Шаус не обратил на них никакого внимания, заняв свои мысли теми, кто стоял возле караулки, – группой стражников в блестящих кольчугах с нашивками императорской службы. В центре группы из семи солдат стоял седой мужчина с некогда рассеченной и не очень хорошо сросшейся губой. И не только губой – его лицо представляло собой что-то вроде крестьянского поля, изборожденного плугом, – время и соперники не оставили на нем ни одного гладкого местечка.
Кое-где красовались порезы после бритья – да и немудрено; с таким-то лицом да не порезаться? Особенно если делаешь это с похмелья! А Егрус любил выпить, это Шаус помнил с тех времен, когда они, молодые стражники, шатались по улицам города, пытаясь найти дорогу в казарму, где жили новобранцы, не имеющие своего жилья.
Егрус громко кричал и на возчика, и на подчиненных. Шаус увидел у него знак уснара – похоже, друг юности был тут старшим.
У Шауса потеплело на душе – Егрус был в общем-то славным парнем, вряд ли его испортила служба в страже. Хотя… бывало и так, что попавший в ее ряды человек в считаные месяцы превращался в законченного циника, а иногда и негодяя – служба накладывает свой отпечаток на любого, особенно такая. Как говорится, с кем общаешься, от того и наберешься.
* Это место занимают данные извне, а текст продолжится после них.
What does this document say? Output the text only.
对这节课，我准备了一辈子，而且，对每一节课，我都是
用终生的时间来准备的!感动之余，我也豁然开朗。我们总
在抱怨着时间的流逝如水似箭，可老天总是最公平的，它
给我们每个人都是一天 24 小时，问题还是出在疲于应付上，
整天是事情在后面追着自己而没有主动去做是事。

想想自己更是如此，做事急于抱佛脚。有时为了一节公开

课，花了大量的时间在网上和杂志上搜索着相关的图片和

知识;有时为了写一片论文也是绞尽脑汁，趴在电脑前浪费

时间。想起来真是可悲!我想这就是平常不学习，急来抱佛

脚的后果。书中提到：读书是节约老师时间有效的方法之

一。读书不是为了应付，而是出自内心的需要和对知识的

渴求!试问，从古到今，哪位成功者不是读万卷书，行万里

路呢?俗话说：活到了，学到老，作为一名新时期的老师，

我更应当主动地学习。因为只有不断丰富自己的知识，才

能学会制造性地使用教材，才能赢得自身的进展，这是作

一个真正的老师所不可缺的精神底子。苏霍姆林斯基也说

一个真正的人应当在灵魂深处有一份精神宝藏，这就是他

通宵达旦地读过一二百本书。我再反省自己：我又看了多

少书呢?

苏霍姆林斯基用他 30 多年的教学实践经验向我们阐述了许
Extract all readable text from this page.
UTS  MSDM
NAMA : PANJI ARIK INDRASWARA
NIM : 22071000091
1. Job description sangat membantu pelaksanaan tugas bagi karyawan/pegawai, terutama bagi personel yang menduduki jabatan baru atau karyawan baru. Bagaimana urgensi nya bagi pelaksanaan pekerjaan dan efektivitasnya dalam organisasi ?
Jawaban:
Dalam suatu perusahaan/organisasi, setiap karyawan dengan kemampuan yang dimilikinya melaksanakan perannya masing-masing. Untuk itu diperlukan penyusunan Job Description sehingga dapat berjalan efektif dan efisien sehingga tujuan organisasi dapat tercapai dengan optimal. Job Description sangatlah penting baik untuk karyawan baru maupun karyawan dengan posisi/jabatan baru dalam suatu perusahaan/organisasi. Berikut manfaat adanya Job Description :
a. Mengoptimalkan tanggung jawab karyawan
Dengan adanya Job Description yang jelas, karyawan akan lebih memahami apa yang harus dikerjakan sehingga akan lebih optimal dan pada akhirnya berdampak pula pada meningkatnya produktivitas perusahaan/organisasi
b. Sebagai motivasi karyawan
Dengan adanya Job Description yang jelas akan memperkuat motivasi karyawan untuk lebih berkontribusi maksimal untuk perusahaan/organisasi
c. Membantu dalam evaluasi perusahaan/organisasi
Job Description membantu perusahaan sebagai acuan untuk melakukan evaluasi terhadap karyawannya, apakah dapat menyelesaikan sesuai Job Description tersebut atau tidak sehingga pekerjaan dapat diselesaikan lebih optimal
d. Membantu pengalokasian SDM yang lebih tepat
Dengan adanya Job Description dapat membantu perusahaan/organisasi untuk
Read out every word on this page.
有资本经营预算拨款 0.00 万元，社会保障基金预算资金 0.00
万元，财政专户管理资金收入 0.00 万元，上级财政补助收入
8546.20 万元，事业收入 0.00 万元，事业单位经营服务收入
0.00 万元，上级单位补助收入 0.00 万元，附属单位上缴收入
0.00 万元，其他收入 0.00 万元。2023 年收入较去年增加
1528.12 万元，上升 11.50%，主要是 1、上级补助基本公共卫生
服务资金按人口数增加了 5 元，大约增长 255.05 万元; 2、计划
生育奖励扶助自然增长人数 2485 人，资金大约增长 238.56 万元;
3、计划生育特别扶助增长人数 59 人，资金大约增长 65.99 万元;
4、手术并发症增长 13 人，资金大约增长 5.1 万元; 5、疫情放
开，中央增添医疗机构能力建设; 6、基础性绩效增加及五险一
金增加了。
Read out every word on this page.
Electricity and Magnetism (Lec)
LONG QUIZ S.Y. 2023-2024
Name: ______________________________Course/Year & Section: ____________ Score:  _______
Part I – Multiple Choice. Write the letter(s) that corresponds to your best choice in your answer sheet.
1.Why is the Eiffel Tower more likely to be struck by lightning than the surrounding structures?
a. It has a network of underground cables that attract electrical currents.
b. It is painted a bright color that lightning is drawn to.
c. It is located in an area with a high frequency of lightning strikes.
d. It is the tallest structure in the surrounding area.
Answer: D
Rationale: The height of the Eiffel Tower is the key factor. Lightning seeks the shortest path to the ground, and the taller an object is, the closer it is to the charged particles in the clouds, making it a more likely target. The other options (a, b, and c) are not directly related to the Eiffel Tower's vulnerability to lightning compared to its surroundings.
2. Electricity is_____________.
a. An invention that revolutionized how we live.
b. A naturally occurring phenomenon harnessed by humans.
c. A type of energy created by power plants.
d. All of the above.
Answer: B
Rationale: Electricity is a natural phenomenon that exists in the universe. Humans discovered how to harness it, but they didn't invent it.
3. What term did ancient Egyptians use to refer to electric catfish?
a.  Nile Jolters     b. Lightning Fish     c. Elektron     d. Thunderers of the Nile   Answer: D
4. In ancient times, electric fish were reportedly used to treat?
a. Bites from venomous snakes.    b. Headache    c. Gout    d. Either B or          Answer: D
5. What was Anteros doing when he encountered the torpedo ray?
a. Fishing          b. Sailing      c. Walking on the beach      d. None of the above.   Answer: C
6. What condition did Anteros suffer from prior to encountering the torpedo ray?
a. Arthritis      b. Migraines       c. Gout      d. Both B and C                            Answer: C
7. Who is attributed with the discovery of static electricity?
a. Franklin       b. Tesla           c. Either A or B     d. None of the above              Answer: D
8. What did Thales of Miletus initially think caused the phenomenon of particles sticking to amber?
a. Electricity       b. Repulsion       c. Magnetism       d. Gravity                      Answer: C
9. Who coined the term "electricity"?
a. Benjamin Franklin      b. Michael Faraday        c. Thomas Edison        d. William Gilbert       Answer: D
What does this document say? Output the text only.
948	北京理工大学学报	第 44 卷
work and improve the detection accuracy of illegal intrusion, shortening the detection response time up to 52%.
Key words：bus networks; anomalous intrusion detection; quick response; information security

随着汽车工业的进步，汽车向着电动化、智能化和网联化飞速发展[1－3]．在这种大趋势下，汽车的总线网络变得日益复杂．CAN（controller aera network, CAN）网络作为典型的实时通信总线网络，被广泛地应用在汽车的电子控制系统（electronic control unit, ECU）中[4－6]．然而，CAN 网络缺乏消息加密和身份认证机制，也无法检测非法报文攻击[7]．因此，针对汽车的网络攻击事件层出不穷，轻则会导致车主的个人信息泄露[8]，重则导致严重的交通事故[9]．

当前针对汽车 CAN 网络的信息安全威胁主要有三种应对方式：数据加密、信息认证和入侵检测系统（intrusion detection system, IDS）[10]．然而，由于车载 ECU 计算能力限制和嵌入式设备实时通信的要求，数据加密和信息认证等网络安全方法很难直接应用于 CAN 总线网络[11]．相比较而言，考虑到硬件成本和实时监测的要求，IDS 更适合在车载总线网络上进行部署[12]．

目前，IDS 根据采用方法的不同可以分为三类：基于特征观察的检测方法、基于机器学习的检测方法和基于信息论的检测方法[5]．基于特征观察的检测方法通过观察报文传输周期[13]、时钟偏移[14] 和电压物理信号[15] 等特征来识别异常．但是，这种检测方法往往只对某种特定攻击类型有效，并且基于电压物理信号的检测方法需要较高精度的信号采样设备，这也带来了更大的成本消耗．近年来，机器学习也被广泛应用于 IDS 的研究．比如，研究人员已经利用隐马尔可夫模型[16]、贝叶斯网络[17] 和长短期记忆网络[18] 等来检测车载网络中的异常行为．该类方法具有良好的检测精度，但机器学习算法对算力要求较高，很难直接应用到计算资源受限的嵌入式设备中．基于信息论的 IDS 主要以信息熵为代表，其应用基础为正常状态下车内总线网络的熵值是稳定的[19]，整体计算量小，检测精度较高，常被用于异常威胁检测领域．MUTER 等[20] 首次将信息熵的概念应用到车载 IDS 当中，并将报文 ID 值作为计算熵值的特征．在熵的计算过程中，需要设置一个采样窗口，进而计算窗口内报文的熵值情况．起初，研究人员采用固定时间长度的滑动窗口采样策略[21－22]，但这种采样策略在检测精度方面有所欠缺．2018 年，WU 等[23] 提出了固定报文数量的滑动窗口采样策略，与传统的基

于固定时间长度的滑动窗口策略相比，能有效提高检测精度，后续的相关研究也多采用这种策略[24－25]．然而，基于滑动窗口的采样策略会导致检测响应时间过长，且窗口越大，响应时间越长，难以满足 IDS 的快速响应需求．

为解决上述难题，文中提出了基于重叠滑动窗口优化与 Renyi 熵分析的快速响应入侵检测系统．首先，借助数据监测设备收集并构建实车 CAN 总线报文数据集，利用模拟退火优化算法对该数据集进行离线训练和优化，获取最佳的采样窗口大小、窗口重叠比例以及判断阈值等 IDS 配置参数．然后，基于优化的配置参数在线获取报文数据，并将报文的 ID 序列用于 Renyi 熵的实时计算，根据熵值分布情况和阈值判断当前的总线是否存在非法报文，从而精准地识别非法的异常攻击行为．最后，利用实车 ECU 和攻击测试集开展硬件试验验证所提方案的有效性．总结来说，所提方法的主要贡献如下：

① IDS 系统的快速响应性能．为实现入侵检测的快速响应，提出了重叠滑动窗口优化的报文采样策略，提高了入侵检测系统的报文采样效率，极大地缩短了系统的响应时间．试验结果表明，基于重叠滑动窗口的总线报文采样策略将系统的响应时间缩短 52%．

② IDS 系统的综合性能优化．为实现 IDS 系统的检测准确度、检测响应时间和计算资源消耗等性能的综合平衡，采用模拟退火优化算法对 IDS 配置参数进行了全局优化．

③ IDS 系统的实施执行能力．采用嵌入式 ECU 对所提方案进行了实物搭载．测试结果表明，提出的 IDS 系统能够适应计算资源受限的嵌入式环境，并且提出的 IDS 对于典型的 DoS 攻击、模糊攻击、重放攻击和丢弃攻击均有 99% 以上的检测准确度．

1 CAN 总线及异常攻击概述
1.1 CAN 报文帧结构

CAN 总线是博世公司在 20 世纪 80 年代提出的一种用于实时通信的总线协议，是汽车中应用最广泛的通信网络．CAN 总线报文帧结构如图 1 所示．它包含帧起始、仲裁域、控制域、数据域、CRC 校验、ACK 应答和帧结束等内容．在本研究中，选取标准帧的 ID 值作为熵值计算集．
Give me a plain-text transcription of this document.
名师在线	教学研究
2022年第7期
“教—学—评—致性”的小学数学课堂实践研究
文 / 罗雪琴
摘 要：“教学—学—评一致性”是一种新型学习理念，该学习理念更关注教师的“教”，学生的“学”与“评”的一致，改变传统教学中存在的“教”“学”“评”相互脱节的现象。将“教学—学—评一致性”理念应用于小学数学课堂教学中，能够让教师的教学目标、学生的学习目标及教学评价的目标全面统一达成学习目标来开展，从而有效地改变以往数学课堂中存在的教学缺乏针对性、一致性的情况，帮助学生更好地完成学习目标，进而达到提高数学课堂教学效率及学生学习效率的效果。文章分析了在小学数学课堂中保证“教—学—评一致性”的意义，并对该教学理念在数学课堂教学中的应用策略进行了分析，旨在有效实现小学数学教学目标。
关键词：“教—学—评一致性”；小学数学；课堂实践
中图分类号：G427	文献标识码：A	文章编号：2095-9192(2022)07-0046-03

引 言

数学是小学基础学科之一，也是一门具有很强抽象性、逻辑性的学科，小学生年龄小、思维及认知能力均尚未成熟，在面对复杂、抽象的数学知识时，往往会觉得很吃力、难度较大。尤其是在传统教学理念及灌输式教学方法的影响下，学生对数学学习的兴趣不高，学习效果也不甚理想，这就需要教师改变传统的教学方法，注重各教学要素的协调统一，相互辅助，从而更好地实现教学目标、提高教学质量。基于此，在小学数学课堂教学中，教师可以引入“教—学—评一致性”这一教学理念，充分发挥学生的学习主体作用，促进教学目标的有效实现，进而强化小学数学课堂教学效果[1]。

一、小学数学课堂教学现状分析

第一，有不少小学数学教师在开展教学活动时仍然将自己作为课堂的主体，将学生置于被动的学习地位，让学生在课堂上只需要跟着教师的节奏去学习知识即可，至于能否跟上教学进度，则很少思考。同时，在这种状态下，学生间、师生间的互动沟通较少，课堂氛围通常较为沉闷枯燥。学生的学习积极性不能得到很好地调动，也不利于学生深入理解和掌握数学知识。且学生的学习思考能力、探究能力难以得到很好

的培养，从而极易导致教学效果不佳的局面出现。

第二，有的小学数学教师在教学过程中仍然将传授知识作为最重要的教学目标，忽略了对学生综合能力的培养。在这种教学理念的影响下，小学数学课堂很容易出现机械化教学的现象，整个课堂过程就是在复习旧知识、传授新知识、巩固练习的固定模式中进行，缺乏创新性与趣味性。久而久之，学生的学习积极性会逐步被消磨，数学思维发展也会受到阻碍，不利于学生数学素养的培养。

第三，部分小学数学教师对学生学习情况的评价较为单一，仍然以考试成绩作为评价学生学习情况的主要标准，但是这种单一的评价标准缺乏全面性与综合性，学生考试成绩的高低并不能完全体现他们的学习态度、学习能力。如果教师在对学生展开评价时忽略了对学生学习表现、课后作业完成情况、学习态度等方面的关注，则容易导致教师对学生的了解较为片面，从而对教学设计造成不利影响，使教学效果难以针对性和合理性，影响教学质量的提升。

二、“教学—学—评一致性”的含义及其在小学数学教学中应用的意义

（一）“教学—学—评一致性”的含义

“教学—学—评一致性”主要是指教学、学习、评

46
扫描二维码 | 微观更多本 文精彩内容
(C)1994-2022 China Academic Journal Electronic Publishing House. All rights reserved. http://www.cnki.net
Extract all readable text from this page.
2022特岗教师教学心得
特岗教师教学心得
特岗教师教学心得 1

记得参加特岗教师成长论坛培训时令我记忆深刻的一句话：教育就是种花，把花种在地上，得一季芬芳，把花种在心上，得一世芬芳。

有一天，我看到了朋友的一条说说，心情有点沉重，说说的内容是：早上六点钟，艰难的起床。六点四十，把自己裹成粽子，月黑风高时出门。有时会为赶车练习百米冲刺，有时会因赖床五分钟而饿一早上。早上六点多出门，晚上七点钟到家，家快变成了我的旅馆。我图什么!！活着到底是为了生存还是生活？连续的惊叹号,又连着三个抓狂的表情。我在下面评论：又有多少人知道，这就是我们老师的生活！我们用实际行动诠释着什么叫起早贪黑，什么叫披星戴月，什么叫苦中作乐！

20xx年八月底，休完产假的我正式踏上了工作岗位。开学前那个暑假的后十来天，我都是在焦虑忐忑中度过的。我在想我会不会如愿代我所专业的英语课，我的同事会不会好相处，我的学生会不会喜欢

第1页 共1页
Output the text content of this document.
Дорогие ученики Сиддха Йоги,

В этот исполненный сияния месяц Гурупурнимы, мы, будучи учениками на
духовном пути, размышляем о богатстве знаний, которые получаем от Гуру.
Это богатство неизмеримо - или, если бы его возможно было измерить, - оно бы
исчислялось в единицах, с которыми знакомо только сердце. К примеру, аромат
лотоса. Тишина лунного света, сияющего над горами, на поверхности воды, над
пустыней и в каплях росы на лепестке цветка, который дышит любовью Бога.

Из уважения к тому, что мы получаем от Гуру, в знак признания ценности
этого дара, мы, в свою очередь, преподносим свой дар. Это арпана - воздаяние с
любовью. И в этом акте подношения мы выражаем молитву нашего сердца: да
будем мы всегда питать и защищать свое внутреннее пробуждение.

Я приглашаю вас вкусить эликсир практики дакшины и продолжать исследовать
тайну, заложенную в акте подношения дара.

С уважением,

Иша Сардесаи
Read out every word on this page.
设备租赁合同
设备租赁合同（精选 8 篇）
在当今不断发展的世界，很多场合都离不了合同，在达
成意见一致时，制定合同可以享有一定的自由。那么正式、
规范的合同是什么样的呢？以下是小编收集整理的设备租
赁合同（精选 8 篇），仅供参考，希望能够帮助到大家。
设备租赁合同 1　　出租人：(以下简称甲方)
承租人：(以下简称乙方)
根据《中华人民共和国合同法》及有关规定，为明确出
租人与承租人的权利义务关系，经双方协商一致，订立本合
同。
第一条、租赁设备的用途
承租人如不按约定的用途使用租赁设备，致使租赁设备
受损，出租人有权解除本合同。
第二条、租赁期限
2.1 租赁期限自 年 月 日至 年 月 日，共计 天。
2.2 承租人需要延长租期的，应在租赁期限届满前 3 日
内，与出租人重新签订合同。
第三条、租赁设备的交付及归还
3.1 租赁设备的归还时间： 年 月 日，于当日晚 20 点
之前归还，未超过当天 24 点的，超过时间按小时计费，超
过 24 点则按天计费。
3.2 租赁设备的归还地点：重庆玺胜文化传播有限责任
Негодяев в страже было предостаточно – как, впрочем, на любой другой государственной службе. Жрать-то всем хочется, а на службе императору гарантировано жалованье, обмундирование, крыша над головой, так что лезут туда все, у кого есть хоть немного соображалки и нет возможности жить на доходы от крестьян, работающих в полях хозяина.
В основном стражники были из деревень, из провинций, такая служба хорошо подходила людям недалеким, хитрым и толстокожим. Нервные, вечно бунтующие горожане в стражу шли неохотно – в столице можно жить и другим промыслом, не таким презираемым и опасным. Служба в городской страже никогда не была мирной, случись бунт – кого первого бьют?
Шаус раздвинул стражников, внимающих командиру, изрыгающему первоклассную ругань, достойную записи в специальную книгу (так красочны были некоторые обороты), подошел к нему чуть сбоку и сзади, не говоря ни слова, и стоял, пока Егрус не заинтересовался, почему это смотрят ему за плечо, и не повернулся, мгновенно хватаясь за рукоять кинжала. Реакция у него отменная – это Шаус помнил, а еще помнил, что Егрус терпеть не мог, когда кто-то подкрадывался к нему сзади.
– Тихо, тихо, старина, – добродушно прогудел Шаус, возвышаясь над приятелем, как осадная башня, – свои!
Егрус прищурил глаза, потом хлопнул себя по бокам и с радостным воплем бросился на Шауса, врезав ему по плечу ладонью так, что Шаус едва не покачнулся. При всем своем невысоком росте Егрус был очень силен, и если кто-то думал, что его раздутое бочкообразное тело наполняет жир, он ошибался. Мышцы – железные, как наковальня кузнеца. Некогда, на самой заре их дружбы, Шаус и Егрус повздорили и попытались крепко вздуть друг друга – они долго катались по казарме, ломая топчаны, под радостные крики сослуживцев, а потом разбили друг другу морды, так и не выяснив, кто же из них сильнее. Ни один сдаваться не хотел, будучи упрямым как осел. С тех пор они и подружились.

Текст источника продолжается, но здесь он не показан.